Paul P wore a “Sand Diego” and “John Edwards” t-shirt to school, and was told he was not allowed to wear it. He was not allowed to wear it because the school had banned written t shirts (UPI News Track). The U.S Supreme Court banned the case without commenting. A lower judge ignored the suit and ruled in the school’s favor when the school allowed a new dress code: permitting shirt messages that promoted school things like events and so on (UPI News Track). This case does not prove my point, BUT the Supreme Court should have looked into this case. Paul expressed himself politically about “John Edwards”, and expressed himself about “San Diego”. Paul has the right of the constitution, even the first amendment. The Supreme Court ignored his rights, and that is not right to the human society. This is an example of how some dress codes should be dropped, and restructured. Kids/teens should be allowed to express themselves in what the school feels is correct. There shouldn’t be any unwarranted regulations. Patrick Agin wore armor and a sword to the yearbook photo shoot.

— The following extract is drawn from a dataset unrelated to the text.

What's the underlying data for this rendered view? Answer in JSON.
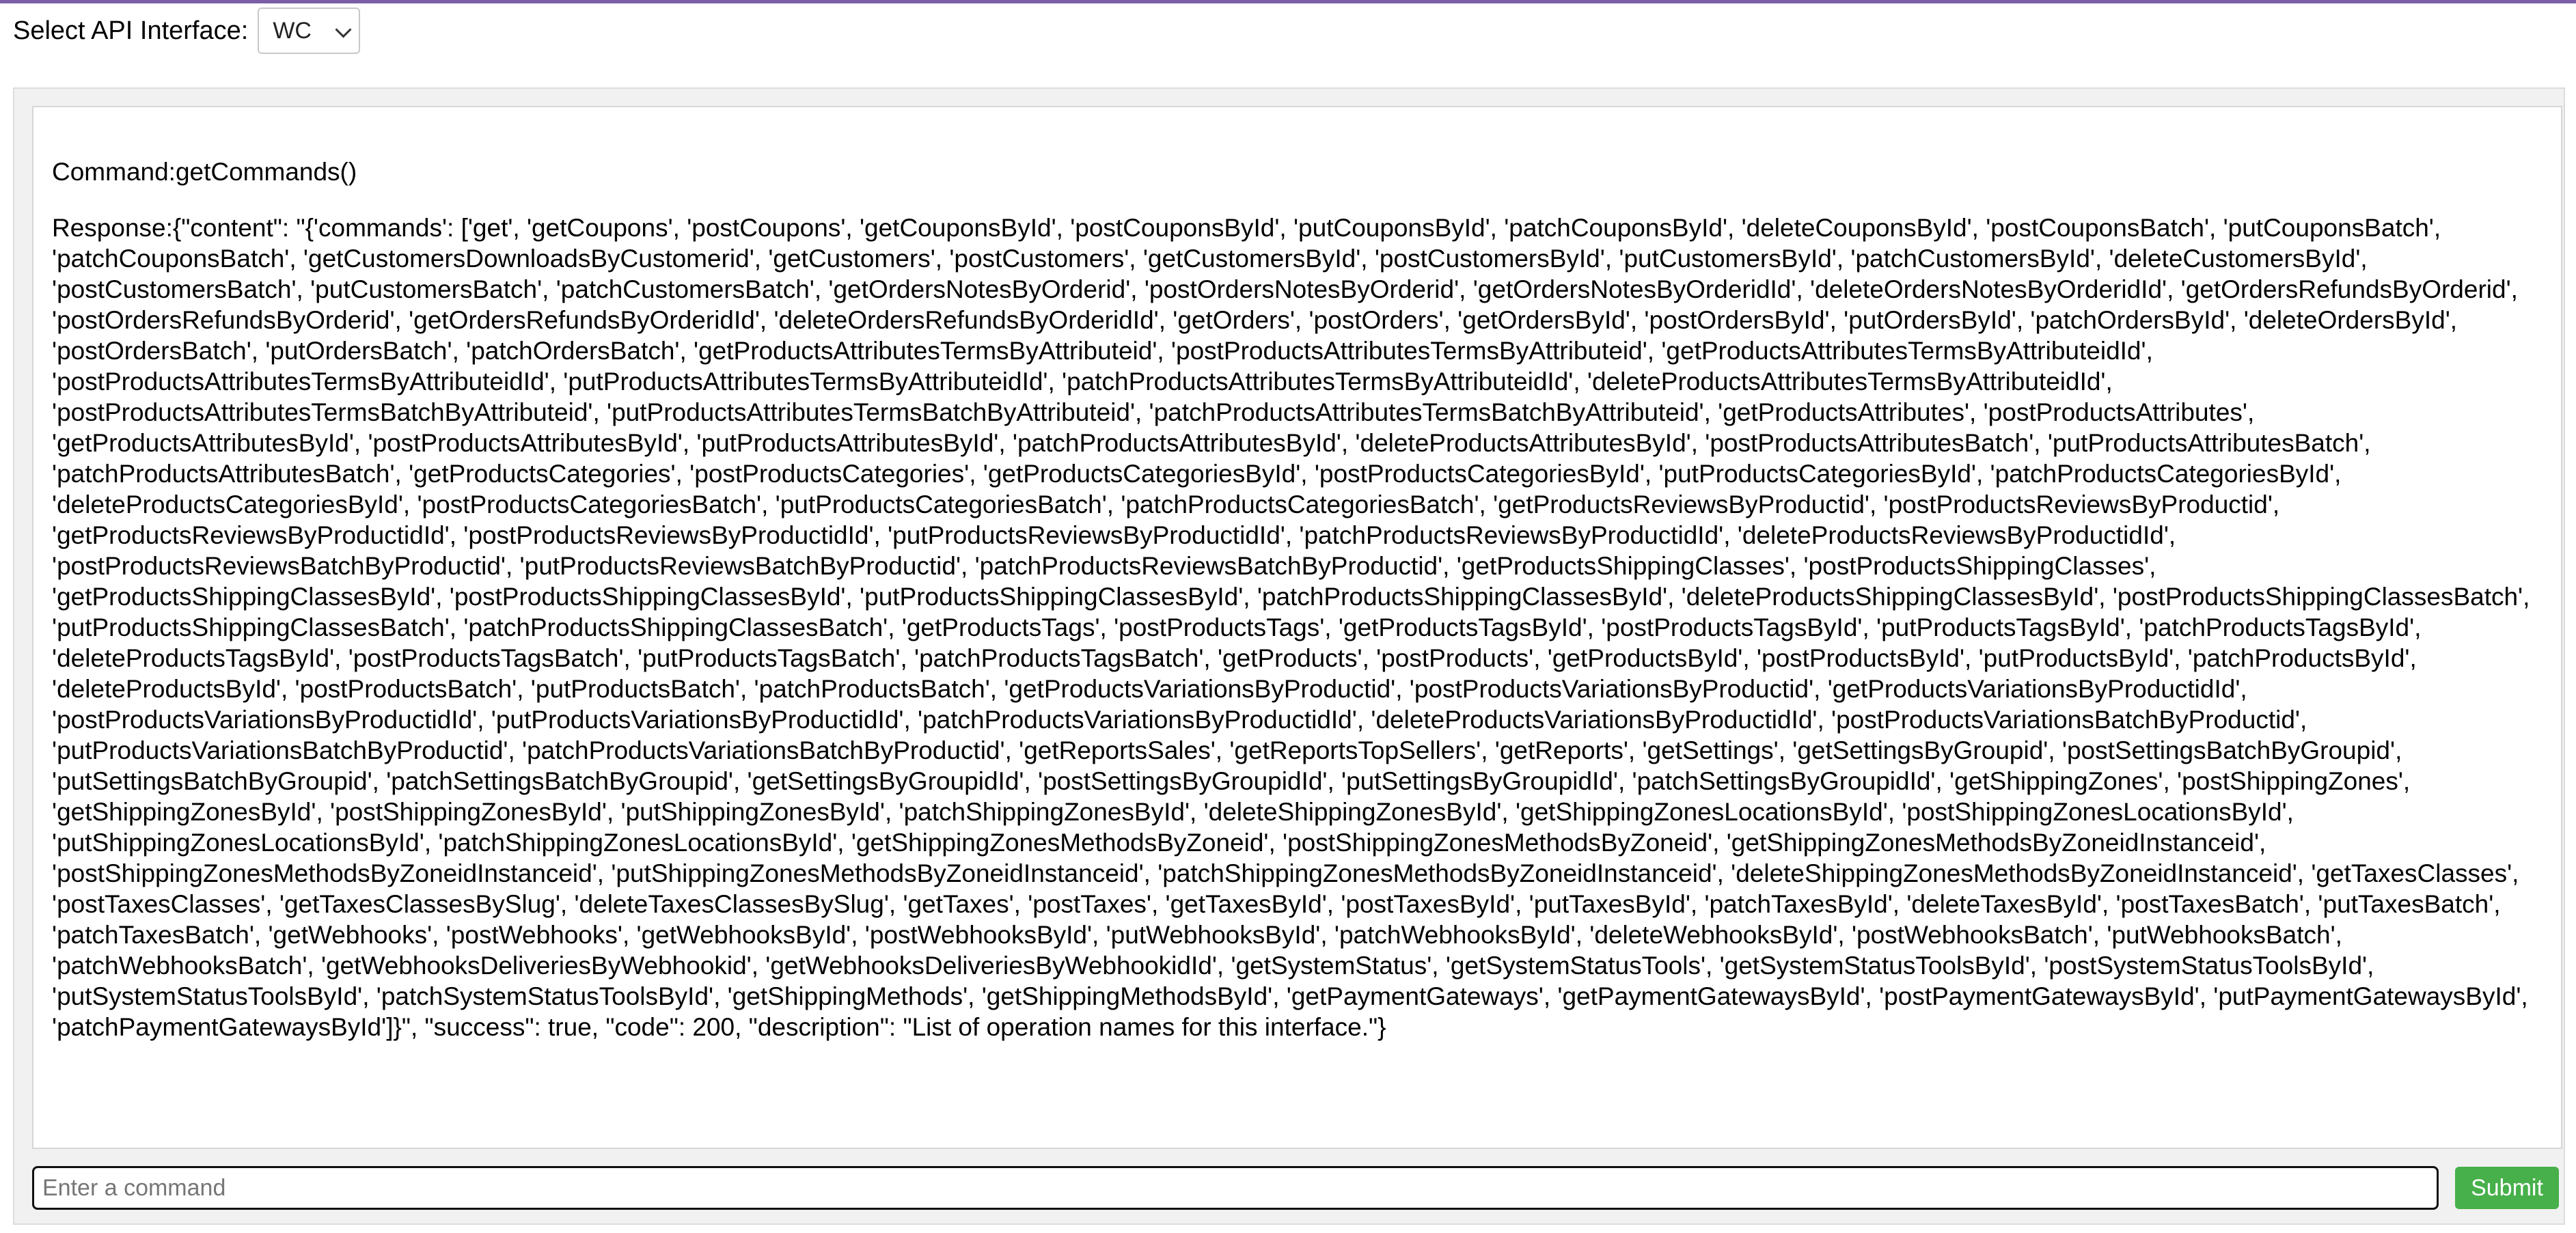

The school said it violated its “Zero Tolerance” weapons policy (New York Times Upfront). Both sides agreed to take the matter to State Ed Commissioner. Patrick was allowed to put the picture in a paid ad in the yearbook. This is an example of how the school was considerate and allowed the boy to take the picture into the yearbook. Both sides came into a term, and it didn’t have to go to the Supreme Court (New York Times Upfront). The school was understanding and put aside the dress code policy, took it into the State Ed Commissioner and allowed the boy to go on with the shoot. This should be an example to other schools, of how they were considerate and took things into hand.
In conclusion schools need to make an effort to regulate some of the dress code limitations. The schools should be understanding and take some of things into consideration. You don’t want kid/teens leaving or dropping out of school because they wore a shirt that said “San Diego”. Kid/teens want their freedom of expression, and their freedom of speech. They want to have pride in what they wear, and they definitely deserve it.